Dalam figur yang mengalami “pembengkakan” atau pemanjangan (elongation), Hendra seperti “menghadirkan” kekuatan rakyat yang tidak kelihatan: kekuatan tidak dalam arti kekuatan kebersamaan (sosial), melainkan sebagai manusia individual yang bertahan hidup (survival). Mereka adalah manusia yang sosial sekaligus asosial (hasrat untuk mempertahankan hidup sendiri). Lewat figur-figur yang menjulur, meliuk-liuk seperti sedang menari, atau berusaha meraih sesuatu itu, lukisan Hendra seperti menyampaikan “gelombang” kekuatan yang nampaknya ingin melepaskan diri dari batas-batas anatomis tubuh, sejenis kekuatan yang lahir dari tegangan antara yang sosial dan asosial.

Pada Mekutu I (1980) tampak ekspresi menyeramkan dari sosok-sosok pencari kutu. Posisi dan ekspresi mereka lebih nampak curiga satu sama lain daripada bekerja sama mencari kutu. Mereka seperti saling berebut makanan! Dalam lukisan ini, mulut, kaki dan payudara tampak dominan memperlihatkan “kejanggalan” – ditonjolkan bersama anak-anak yang sedang menyusu pada payudara yang menjulur kanan-kiri, dan seorang ibu tua yang nampak sedang memasukkan sesuatu ke dalam mulutnya, diikuti tatapan dua pencari kutu lain yang nampak tak rela. Di sini, agaknya, figur-figur yang nampaknya bersama itu, masing-masing menyimpan hasrat (kekuatan yang tidak kelihatan) bertahan hidup dengan cara makan, memangsa.

Demikian pula warna. Warna menempati posisi penting dalam karya Hendra, terutama mulai 1960-an. Warna-warna itu mulai ‘berani’ berdiri sendiri sebagai warna yang menemukan variasinya lewat eksperimen.
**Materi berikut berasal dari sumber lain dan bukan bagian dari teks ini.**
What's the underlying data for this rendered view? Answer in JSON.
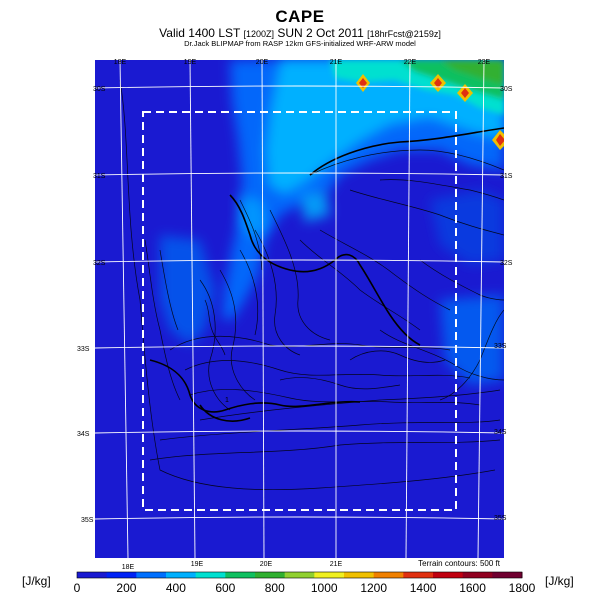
{
  "title": "CAPE",
  "subtitle": {
    "main": "Valid 1400 LST",
    "code": "[1200Z]",
    "date": "SUN 2 Oct 2011",
    "tail": "[18hrFcst@2159z]"
  },
  "subsubtitle": "Dr.Jack BLIPMAP from RASP 12km GFS-initialized WRF-ARW model",
  "terrain_note": "Terrain contours: 500 ft",
  "lon_labels": [
    "18E",
    "19E",
    "20E",
    "21E",
    "22E",
    "23E"
  ],
  "lat_labels": [
    "30S",
    "31S",
    "32S",
    "33S",
    "34S",
    "35S"
  ],
  "marker": "1",
  "colorbar": {
    "unit_left": "[J/kg]",
    "unit_right": "[J/kg]",
    "tick_labels": [
      "0",
      "200",
      "400",
      "600",
      "800",
      "1000",
      "1200",
      "1400",
      "1600",
      "1800"
    ],
    "colors": [
      "#1a1ad1",
      "#0022f5",
      "#0070ff",
      "#00b0ff",
      "#00e0d0",
      "#10c060",
      "#30b030",
      "#90d030",
      "#f0f020",
      "#f0c000",
      "#f08000",
      "#e03010",
      "#c00010",
      "#900020",
      "#700030"
    ]
  }
}
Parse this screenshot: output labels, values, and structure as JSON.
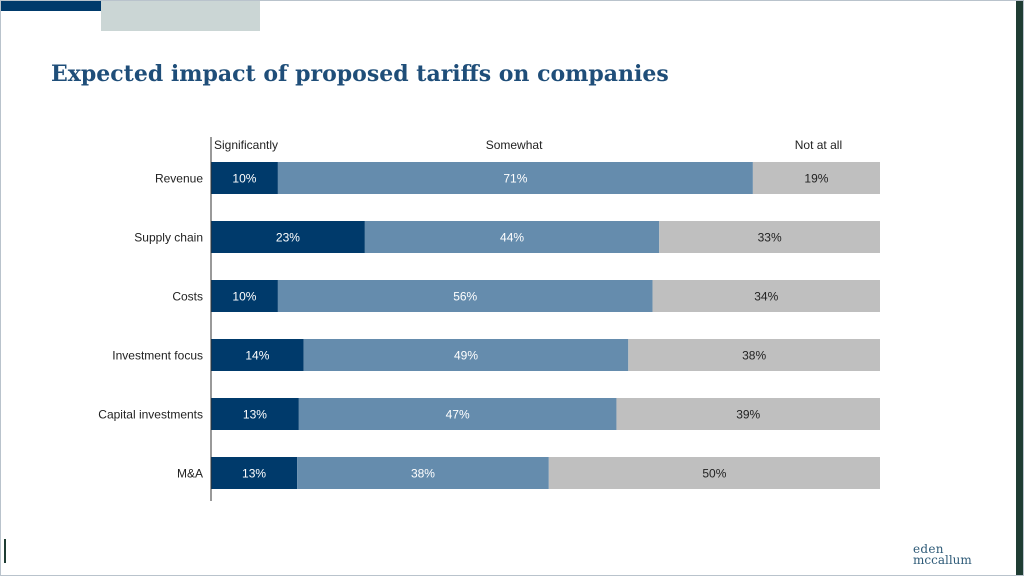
{
  "title": "Expected impact of proposed tariffs on companies",
  "logo": {
    "line1": "eden",
    "line2": "mccallum"
  },
  "colors": {
    "accent_dark": "#003a6b",
    "accent_light": "#cbd6d5",
    "edge": "#1f3d33",
    "title": "#1f4e79",
    "significantly": "#003a6b",
    "somewhat": "#658cad",
    "not_at_all": "#bfbfbf",
    "label_light": "#ffffff",
    "label_dark": "#222222"
  },
  "chart_data": {
    "type": "bar",
    "orientation": "horizontal",
    "stacked": true,
    "percent_scale": true,
    "categories": [
      "Revenue",
      "Supply chain",
      "Costs",
      "Investment focus",
      "Capital investments",
      "M&A"
    ],
    "series": [
      {
        "name": "Significantly",
        "values": [
          10,
          23,
          10,
          14,
          13,
          13
        ],
        "labels": [
          "10%",
          "23%",
          "10%",
          "14%",
          "13%",
          "13%"
        ],
        "color": "#003a6b"
      },
      {
        "name": "Somewhat",
        "values": [
          71,
          44,
          56,
          49,
          47,
          38
        ],
        "labels": [
          "71%",
          "44%",
          "56%",
          "49%",
          "47%",
          "38%"
        ],
        "color": "#658cad"
      },
      {
        "name": "Not at all",
        "values": [
          19,
          33,
          34,
          38,
          39,
          50
        ],
        "labels": [
          "19%",
          "33%",
          "34%",
          "38%",
          "39%",
          "50%"
        ],
        "color": "#bfbfbf"
      }
    ],
    "legend": "top, series names above their segments",
    "xlim": [
      0,
      100
    ],
    "grid": false
  }
}
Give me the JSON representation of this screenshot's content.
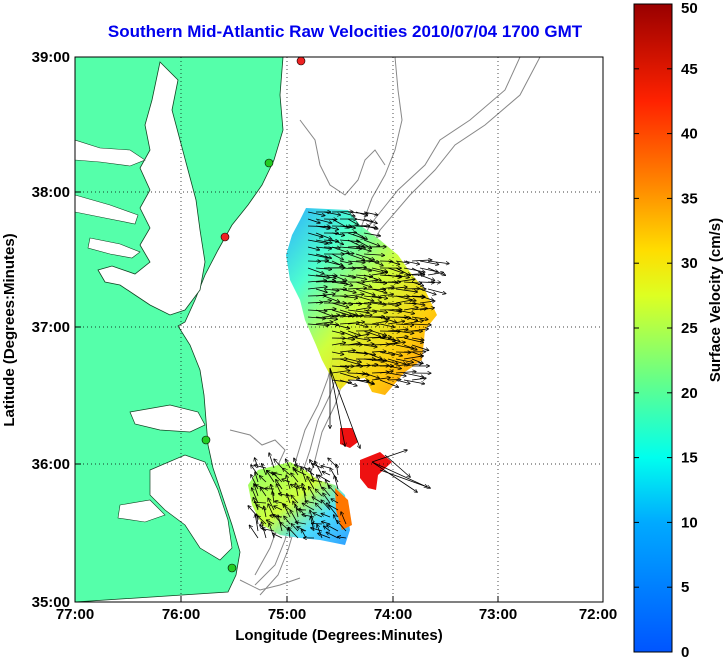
{
  "title": "Southern Mid-Atlantic Raw Velocities 2010/07/04 1700 GMT",
  "axes": {
    "xlabel": "Longitude (Degrees:Minutes)",
    "ylabel": "Latitude (Degrees:Minutes)",
    "x_ticks": [
      "77:00",
      "76:00",
      "75:00",
      "74:00",
      "73:00",
      "72:00"
    ],
    "y_ticks": [
      "39:00",
      "38:00",
      "37:00",
      "36:00",
      "35:00"
    ]
  },
  "colorbar": {
    "label": "Surface Velocity (cm/s)",
    "ticks": [
      "50",
      "45",
      "40",
      "35",
      "30",
      "25",
      "20",
      "15",
      "10",
      "5",
      "0"
    ],
    "range": [
      0,
      50
    ],
    "colormap": "jet"
  },
  "colors": {
    "land": "#55ffaa",
    "water": "#ffffff",
    "title": "#0000ee",
    "bathymetry": "#888888",
    "station_active": "#22cc22",
    "station_inactive": "#ee2222"
  },
  "map": {
    "lon_range": [
      -77,
      -72
    ],
    "lat_range": [
      35,
      39
    ],
    "grid": true,
    "stations": [
      {
        "lon": -74.9,
        "lat": 38.97,
        "status": "inactive"
      },
      {
        "lon": -75.15,
        "lat": 38.22,
        "status": "active"
      },
      {
        "lon": -75.55,
        "lat": 37.67,
        "status": "inactive"
      },
      {
        "lon": -75.73,
        "lat": 36.2,
        "status": "active"
      },
      {
        "lon": -75.5,
        "lat": 35.25,
        "status": "active"
      }
    ]
  }
}
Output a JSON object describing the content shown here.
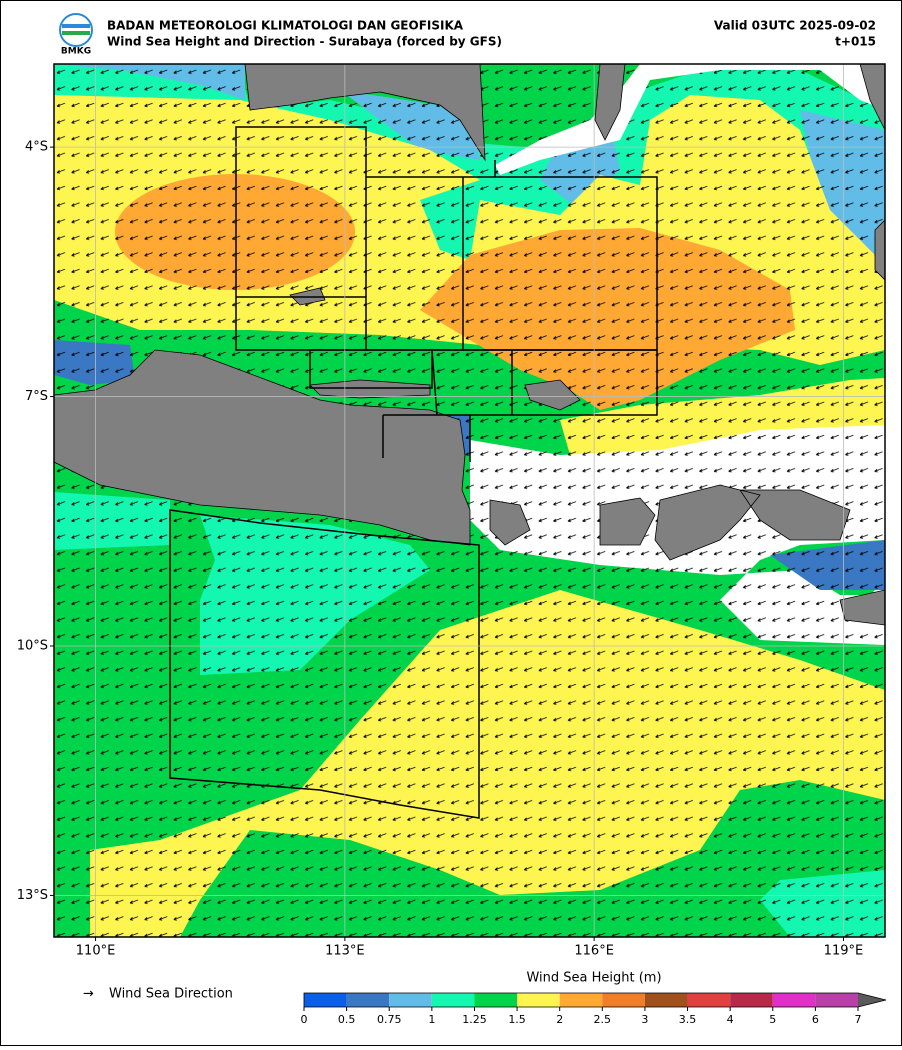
{
  "header": {
    "logo": "BMKG",
    "org": "BADAN METEOROLOGI KLIMATOLOGI DAN GEOFISIKA",
    "title": "Wind Sea Height and Direction - Surabaya (forced by GFS)",
    "valid": "Valid 03UTC 2025-09-02",
    "lead": "t+015"
  },
  "map": {
    "xlim": [
      109.5,
      119.5
    ],
    "ylim": [
      -13.5,
      -3.0
    ],
    "xticks": [
      {
        "value": 110,
        "label": "110°E"
      },
      {
        "value": 113,
        "label": "113°E"
      },
      {
        "value": 116,
        "label": "116°E"
      },
      {
        "value": 119,
        "label": "119°E"
      }
    ],
    "yticks": [
      {
        "value": -4,
        "label": "4°S"
      },
      {
        "value": -7,
        "label": "7°S"
      },
      {
        "value": -10,
        "label": "10°S"
      },
      {
        "value": -13,
        "label": "13°S"
      }
    ],
    "grid": true
  },
  "legend": {
    "symbol": "→",
    "label": "Wind Sea Direction"
  },
  "colorbar": {
    "title": "Wind Sea Height (m)",
    "boundaries": [
      0,
      0.5,
      0.75,
      1,
      1.25,
      1.5,
      2,
      2.5,
      3,
      3.5,
      4,
      5,
      6,
      7
    ],
    "colors": [
      "#0a5fe8",
      "#3a78c4",
      "#62bce8",
      "#14f7b0",
      "#00d44a",
      "#fff550",
      "#ffa834",
      "#f07d28",
      "#a0501a",
      "#e04040",
      "#b82848",
      "#e030c8",
      "#b840a8"
    ],
    "extend": "max",
    "over_color": "#5a5a5a"
  }
}
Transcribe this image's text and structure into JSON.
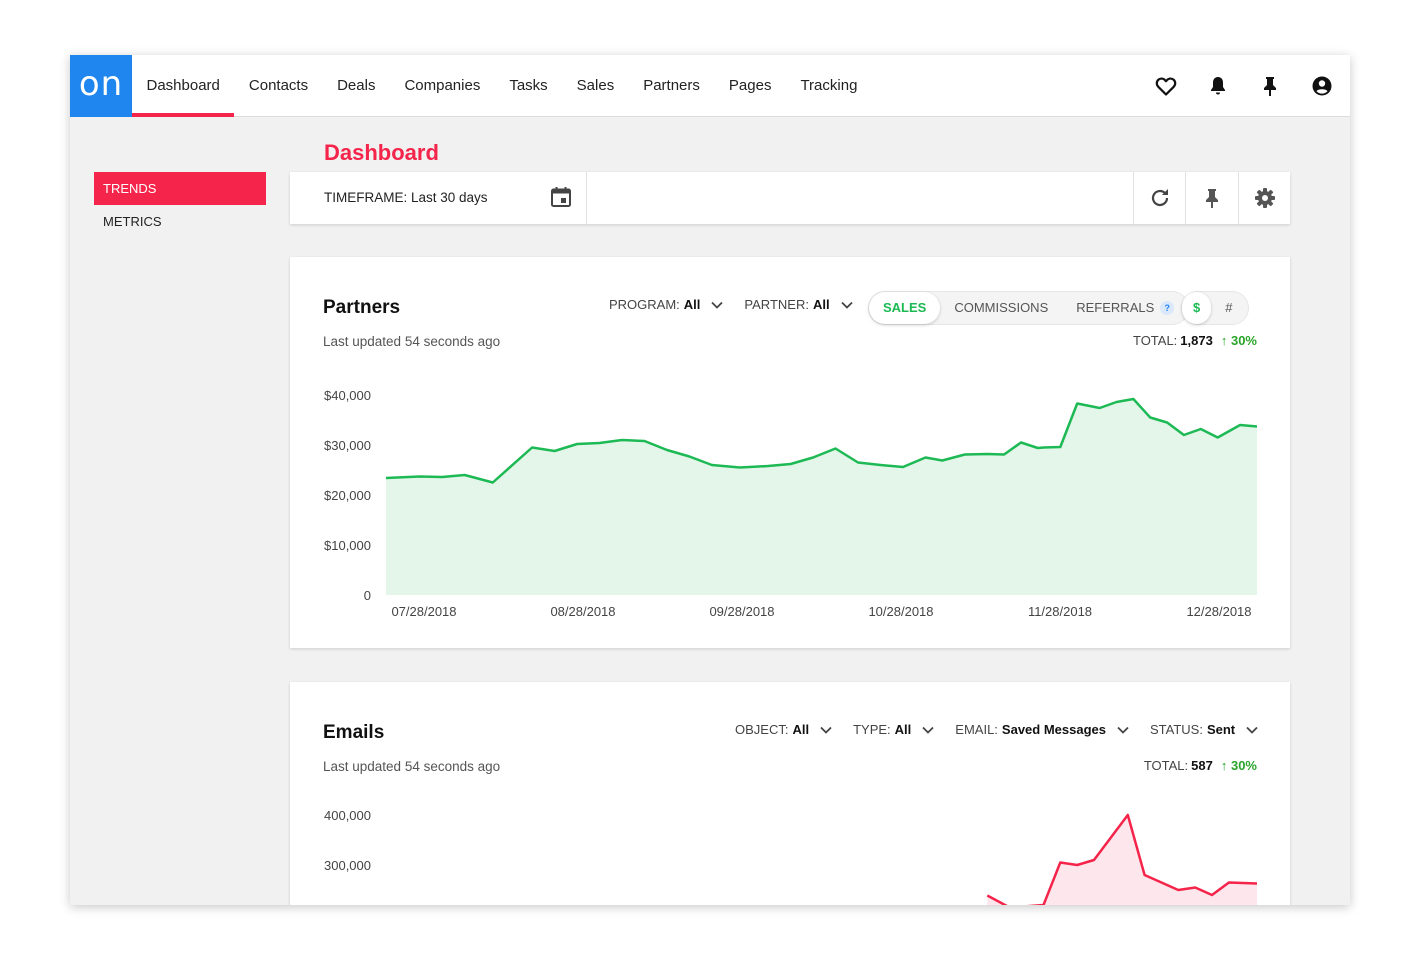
{
  "app": {
    "logo_text": "on"
  },
  "nav": {
    "items": [
      {
        "label": "Dashboard",
        "active": true
      },
      {
        "label": "Contacts"
      },
      {
        "label": "Deals"
      },
      {
        "label": "Companies"
      },
      {
        "label": "Tasks"
      },
      {
        "label": "Sales"
      },
      {
        "label": "Partners"
      },
      {
        "label": "Pages"
      },
      {
        "label": "Tracking"
      }
    ],
    "icons": [
      "heart-icon",
      "bell-icon",
      "pin-icon",
      "account-icon"
    ]
  },
  "sidebar": {
    "items": [
      {
        "label": "TRENDS",
        "active": true
      },
      {
        "label": "METRICS"
      }
    ]
  },
  "page": {
    "title": "Dashboard"
  },
  "toolbar": {
    "timeframe_label": "TIMEFRAME: Last 30 days",
    "icons": [
      "calendar-icon",
      "refresh-icon",
      "pin-icon",
      "gear-icon"
    ]
  },
  "colors": {
    "accent": "#f5244a",
    "brand": "#1f86f0",
    "partners_line": "#1db954",
    "partners_fill": "#e4f6ea",
    "emails_line": "#f5244a",
    "emails_fill": "#fde7ec",
    "positive": "#2aa52a"
  },
  "partners": {
    "title": "Partners",
    "updated": "Last updated 54 seconds ago",
    "filters": [
      {
        "name": "PROGRAM:",
        "value": "All"
      },
      {
        "name": "PARTNER:",
        "value": "All"
      }
    ],
    "metric_tabs": [
      {
        "label": "SALES",
        "selected": true
      },
      {
        "label": "COMMISSIONS"
      },
      {
        "label": "REFERRALS",
        "help": "?"
      }
    ],
    "unit_tabs": [
      {
        "label": "$",
        "selected": true
      },
      {
        "label": "#"
      }
    ],
    "total_label": "TOTAL:",
    "total_value": "1,873",
    "total_change": "30%"
  },
  "emails": {
    "title": "Emails",
    "updated": "Last updated 54 seconds ago",
    "filters": [
      {
        "name": "OBJECT:",
        "value": "All"
      },
      {
        "name": "TYPE:",
        "value": "All"
      },
      {
        "name": "EMAIL:",
        "value": "Saved Messages"
      },
      {
        "name": "STATUS:",
        "value": "Sent"
      }
    ],
    "total_label": "TOTAL:",
    "total_value": "587",
    "total_change": "30%"
  },
  "chart_data": [
    {
      "type": "area",
      "title": "Partners",
      "ylim": [
        0,
        40000
      ],
      "y_ticks": [
        "$40,000",
        "$30,000",
        "$20,000",
        "$10,000",
        "0"
      ],
      "x_ticks": [
        "07/28/2018",
        "08/28/2018",
        "09/28/2018",
        "10/28/2018",
        "11/28/2018",
        "12/28/2018"
      ],
      "x_range_days": [
        0,
        155
      ],
      "series": [
        {
          "x_days": [
            0,
            2,
            6,
            10,
            14,
            19,
            26,
            30,
            34,
            38,
            42,
            46,
            50,
            54,
            58,
            63,
            68,
            72,
            76,
            80,
            84,
            88,
            92,
            96,
            99,
            103,
            107,
            110,
            113,
            116,
            117,
            120,
            123,
            127,
            130,
            133,
            136,
            139,
            142,
            145,
            148,
            152,
            155
          ],
          "values": [
            23400,
            23500,
            23700,
            23600,
            24000,
            22500,
            29500,
            28800,
            30200,
            30400,
            31000,
            30800,
            29000,
            27700,
            26000,
            25500,
            25800,
            26200,
            27500,
            29300,
            26500,
            26000,
            25600,
            27500,
            26900,
            28100,
            28200,
            28100,
            30500,
            29400,
            29500,
            29600,
            38300,
            37400,
            38600,
            39200,
            35500,
            34500,
            32000,
            33200,
            31500,
            34000,
            33700
          ]
        }
      ]
    },
    {
      "type": "area",
      "title": "Emails",
      "y_ticks": [
        "400,000",
        "300,000"
      ],
      "x_range_days": [
        0,
        155
      ],
      "series": [
        {
          "x_days": [
            107,
            111,
            117,
            120,
            123,
            126,
            132,
            135,
            141,
            144,
            147,
            150,
            155
          ],
          "values": [
            239000,
            215000,
            220000,
            305000,
            300000,
            310000,
            400000,
            280000,
            250000,
            255000,
            240000,
            265000,
            263000
          ]
        }
      ]
    }
  ]
}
Warna-warna Hendra bisa dilekatkan pada apa saja: wajah, kaki, atau pun tangan bisa memiliki warna berbeda dan bercampur, bahkan baur dengan latar belakang. Hasilnya, figur Hendra tampak menyatu, “meleleh” di latar belakang, namun tidak hilang. Fungsi warna tak murni (pure) yang mendominasi karya Hendra agaknya berperan besar dalam membentuk figur yang cair, ekspresif dan memiliki energi. Lihat, misalnya pada Saya Melukis (1967) di mana jari-jari figur memanjang, menjulur, dengan warna senada dengan kuas dan kanvas yang menjadi latar belakangnya. Jari-jari itu seperti menunjukkan hasrat menuju apa yang disentuhnya.

Maka, lewat elemen rupa itulah agaknya Hendra mampu menghadirkan “Rakyat:” ia lahir melalui tegangan antara yang sosial dan asosial.